The introductory side show alone — which ended with video of the flooded KHOU newsroom — triggered intense emotions. The testimony from the journalists who left behind their families and daily comforts to keep their audiences informed and safe should be instructive to anyone who persists in thinking that the press is the “enemy of the people.”

Then came the prizes.

The Showcase Awards for Enterprise & Innovation in Journalism were giving out by American-Statesman alumnus Fred Zipp. Special recognition was given to Harvey reporting from the Victoria Advocate, South Jetty Newspaper and KERA Pubic Media. A gold medal went to the Texas Tribune for its coverage of excesses at the TABC, while silver medals went to the Fort Worth Star-Telegram’s reporting on an alarming neighborhood, Houston Chronicle for its look at how the Harvey floods happened, KXAN-TV for exposing overages at TxTag, and Texas Tribune with ProPublica for its pre-and-post Harvey coverage.

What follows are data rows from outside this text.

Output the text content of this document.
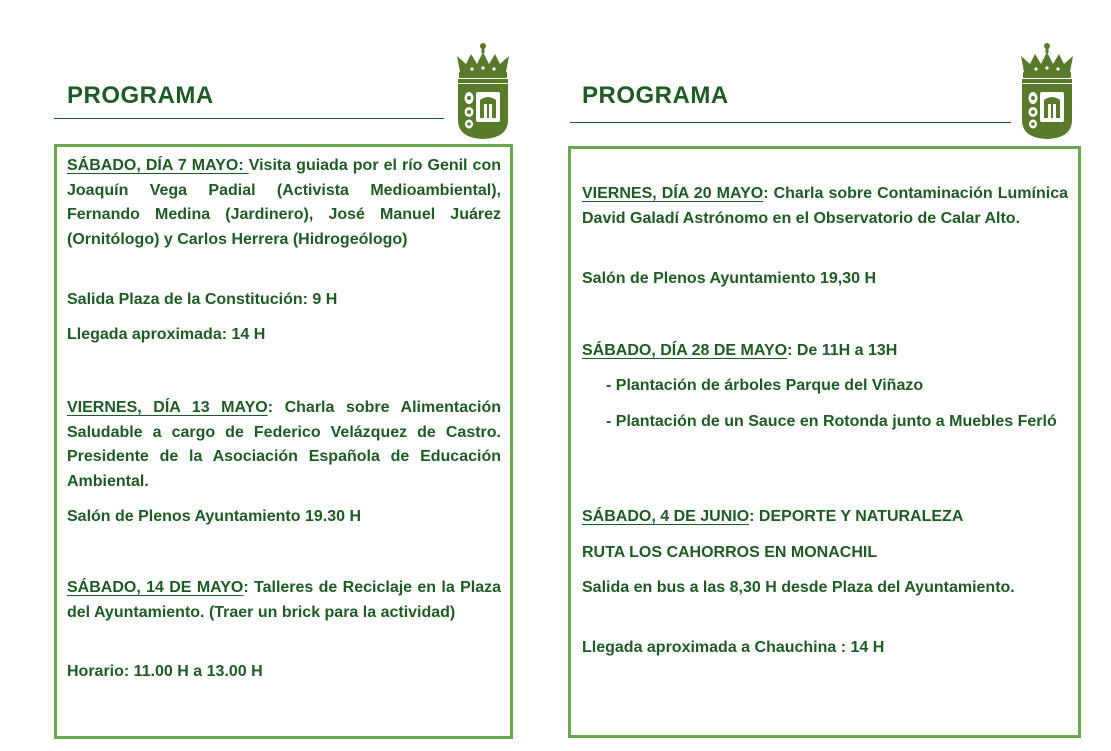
PROGRAMA

SÁBADO, DÍA 7 MAYO: Visita guiada por el río Genil con Joaquín Vega Padial (Activista Medioambiental), Fernando Medina (Jardinero), José Manuel Juárez (Ornitólogo) y Carlos Herrera (Hidrogeólogo)

Salida Plaza de la Constitución: 9 H

Llegada aproximada: 14 H

VIERNES, DÍA 13 MAYO: Charla sobre Alimentación Saludable a cargo de Federico Velázquez de Castro. Presidente de la Asociación Española de Educación Ambiental.

Salón de Plenos Ayuntamiento 19.30 H

SÁBADO, 14 DE MAYO: Talleres de Reciclaje en la Plaza del Ayuntamiento. (Traer un brick para la actividad)

Horario: 11.00 H a 13.00 H

PROGRAMA

VIERNES, DÍA 20 MAYO: Charla sobre Contaminación Lumínica David Galadí Astrónomo en el Observatorio de Calar Alto.

Salón de Plenos Ayuntamiento 19,30 H

SÁBADO, DÍA 28 DE MAYO: De 11H a 13H

- Plantación de árboles Parque del Viñazo

- Plantación de un Sauce en Rotonda junto a Muebles Ferló

SÁBADO, 4 DE JUNIO: DEPORTE Y NATURALEZA

RUTA LOS CAHORROS EN MONACHIL

Salida en bus a las 8,30 H desde Plaza del Ayuntamiento.

Llegada aproximada a Chauchina : 14 H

Individual John E. Green Journalism Awards went to Bill Churchwell (Best TV Reporter), WFAA-TV (Best TV Investigative Report), KPRC-TV (Best Spot News), Christopher Connelly (Best Radio Reporter), KLRD New Radio (Best Spot News), Mike Hixenbaugh (Star Reporter), Anita Hassan (Star Investigative Reporter), Dave Miller (Star Opinion Writer), Michael Ciaglo (Star Photojournalist), Houston Chronicle (Star Breaking News Report) and WFAATV (Overall Excellence).

Wish I had time to explain each story, but suffice it to say, the achievements are awe-inspiring.